New data submission requirements include information on average monthly premiums and drug spending for patients.

Jeff Lagasse, Editor

Photo: Jeff Lagasse/Healthcare Finance News

In an interim final rule, the Biden Administration is now requiring private insurers to report prescription drug costs, as well as key data, to the departments of Health and Human Services, Labor and Treasury.

It's the fourth rule in a series that the departments are issuing to implement the No Surprises Act, as well as transparency requirements of the Consolidated Appropriations Act of 2021, according to the Centers for Medicare and Medicaid Services.

The action requires health plans, health insurance issuers offering group or individual health insurance coverage, and health benefits plans offered to federal employees to submit key data to the departments, which will work through the HHS Assistant Secretary for Planning and Evaluation to publish a report on prescription drug pricing trends and rebates, as well as their impact on premiums and consumers' out-of-pocket costs.

The data submission requirements include information on average monthly premiums and drug spending for patients, compared to their employers and/or group health plans and health insurance issuers.

WHAT'S THE IMPACT

The administration said that prescription drugs account for a significant portion of healthcare spending for consumers, plans, issuers and the federal government. Because of that, the interim final rule also implements requirements to identify specific cost drivers. 

Plans and issuers must now provide the departments with an annual overview of their top 50 drugs across key areas of concern. These include the most frequently dispensed brand prescription drugs, the costliest prescription drugs, and the prescription drugs that had the greatest increase in total annual plan spending over the previous year.

CMS said the additional information on prescription drug rebates, fees and other remunerations paid by drug manufacturers to plans, issuers and pharmacy benefit managers – including the top 25 drugs generating the highest rebate amounts – will help the departments understand and report on prescription drug costs and how they fluctuate over time.

The agency has also released a fact sheet featuring details on data submission requirements, including how the data will be collected and analyzed. The new requirements will start with data from the 2020 calendar year.

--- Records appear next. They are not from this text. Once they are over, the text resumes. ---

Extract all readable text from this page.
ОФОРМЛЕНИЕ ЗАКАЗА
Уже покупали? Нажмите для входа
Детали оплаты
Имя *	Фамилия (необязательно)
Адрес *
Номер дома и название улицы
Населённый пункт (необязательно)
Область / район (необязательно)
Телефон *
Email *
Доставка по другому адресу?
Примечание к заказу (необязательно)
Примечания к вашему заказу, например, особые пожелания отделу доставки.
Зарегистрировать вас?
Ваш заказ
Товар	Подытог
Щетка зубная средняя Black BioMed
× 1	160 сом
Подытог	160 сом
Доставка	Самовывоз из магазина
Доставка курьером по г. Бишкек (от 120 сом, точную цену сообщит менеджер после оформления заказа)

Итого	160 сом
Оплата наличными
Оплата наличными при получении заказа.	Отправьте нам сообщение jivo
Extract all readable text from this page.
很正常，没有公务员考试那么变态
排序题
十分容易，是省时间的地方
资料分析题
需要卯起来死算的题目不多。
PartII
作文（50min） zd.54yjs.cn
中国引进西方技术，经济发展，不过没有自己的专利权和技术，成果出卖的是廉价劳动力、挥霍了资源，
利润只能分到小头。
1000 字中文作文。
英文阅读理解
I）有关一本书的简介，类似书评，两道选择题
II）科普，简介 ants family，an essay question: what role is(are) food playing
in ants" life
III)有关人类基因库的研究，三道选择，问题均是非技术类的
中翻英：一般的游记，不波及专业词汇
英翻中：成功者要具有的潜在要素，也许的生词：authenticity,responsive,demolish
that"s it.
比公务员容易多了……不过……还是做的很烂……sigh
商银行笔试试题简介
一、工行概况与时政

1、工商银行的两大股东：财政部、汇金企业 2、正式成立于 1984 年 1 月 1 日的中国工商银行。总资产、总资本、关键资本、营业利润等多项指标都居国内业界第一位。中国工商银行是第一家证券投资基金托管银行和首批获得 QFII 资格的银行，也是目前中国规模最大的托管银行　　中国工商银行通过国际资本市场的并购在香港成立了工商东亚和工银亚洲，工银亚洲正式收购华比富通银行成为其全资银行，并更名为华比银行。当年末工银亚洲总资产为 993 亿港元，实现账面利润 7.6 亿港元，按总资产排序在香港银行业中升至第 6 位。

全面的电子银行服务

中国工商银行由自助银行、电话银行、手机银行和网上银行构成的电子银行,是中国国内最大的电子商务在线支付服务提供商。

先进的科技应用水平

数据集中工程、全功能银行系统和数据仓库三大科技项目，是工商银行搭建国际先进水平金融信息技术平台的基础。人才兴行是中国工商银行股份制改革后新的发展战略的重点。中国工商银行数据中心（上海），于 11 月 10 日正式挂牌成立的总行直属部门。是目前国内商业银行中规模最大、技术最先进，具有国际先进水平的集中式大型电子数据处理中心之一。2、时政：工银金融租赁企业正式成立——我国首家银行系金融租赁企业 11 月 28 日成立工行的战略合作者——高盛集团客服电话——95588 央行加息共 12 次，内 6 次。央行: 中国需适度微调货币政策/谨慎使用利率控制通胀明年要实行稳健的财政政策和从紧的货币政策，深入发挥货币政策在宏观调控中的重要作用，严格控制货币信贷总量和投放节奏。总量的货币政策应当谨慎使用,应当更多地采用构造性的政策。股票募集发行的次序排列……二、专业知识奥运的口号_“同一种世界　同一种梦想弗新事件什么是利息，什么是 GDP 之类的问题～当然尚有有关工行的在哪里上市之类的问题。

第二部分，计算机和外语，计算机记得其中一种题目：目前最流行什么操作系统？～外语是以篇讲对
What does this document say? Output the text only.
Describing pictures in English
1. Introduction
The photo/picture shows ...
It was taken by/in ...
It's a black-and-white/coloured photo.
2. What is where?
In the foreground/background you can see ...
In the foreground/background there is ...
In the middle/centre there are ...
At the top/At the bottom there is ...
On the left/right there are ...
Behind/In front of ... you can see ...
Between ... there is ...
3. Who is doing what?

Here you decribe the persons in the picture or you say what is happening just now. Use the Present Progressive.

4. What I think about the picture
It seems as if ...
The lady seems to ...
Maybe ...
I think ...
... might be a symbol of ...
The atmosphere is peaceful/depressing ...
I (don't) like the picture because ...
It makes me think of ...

However, the departments are deferring enforcement of the new requirements until December 27, 2022, to give regulated entities more time to come into compliance. This means the required information for 2020 and 2021 is due by December 27, 2022, although it may be submitted sooner. The departments anticipate releasing their first report in June 2023 and biennially from that point forward.

THE LARGER TREND

Tackling prescription drug costs has long been a priority for the Biden White House. In September, HHS Secretary Xavier Becerra released a plan intended to lower drug prices, in part by allowing the HHS head to negotiate Medicare Part B and Part D drug prices directly with pharmaceutical companies and make those prices available to other purchasers.

PhRMA TV ads have said the move to have Medicare negotiate drug prices would take away consumer choice.

Biden's budget proposal in August called on Congress to pass solutions to reduce prescription drug prices and hold brand-name drug manufacturers accountable. He called for Medicare to cap yearly out-of-pocket drug costs for beneficiaries, as well as backing Food and Drug Administration efforts to accelerate the development of generic medicines, which typically have far lower costs to consumers.

Biden also called for states to work on plans to import drugs from Canada, where costs are also much lower, and proposed penalizing drugmakers who raise prices out of balance with inflation.

The net cost of prescription drugs – meaning sticker price minus manufacturer discounts – rose more than three times faster than the rate of inflation over the course of a decade, according to a 2020 JAMA study.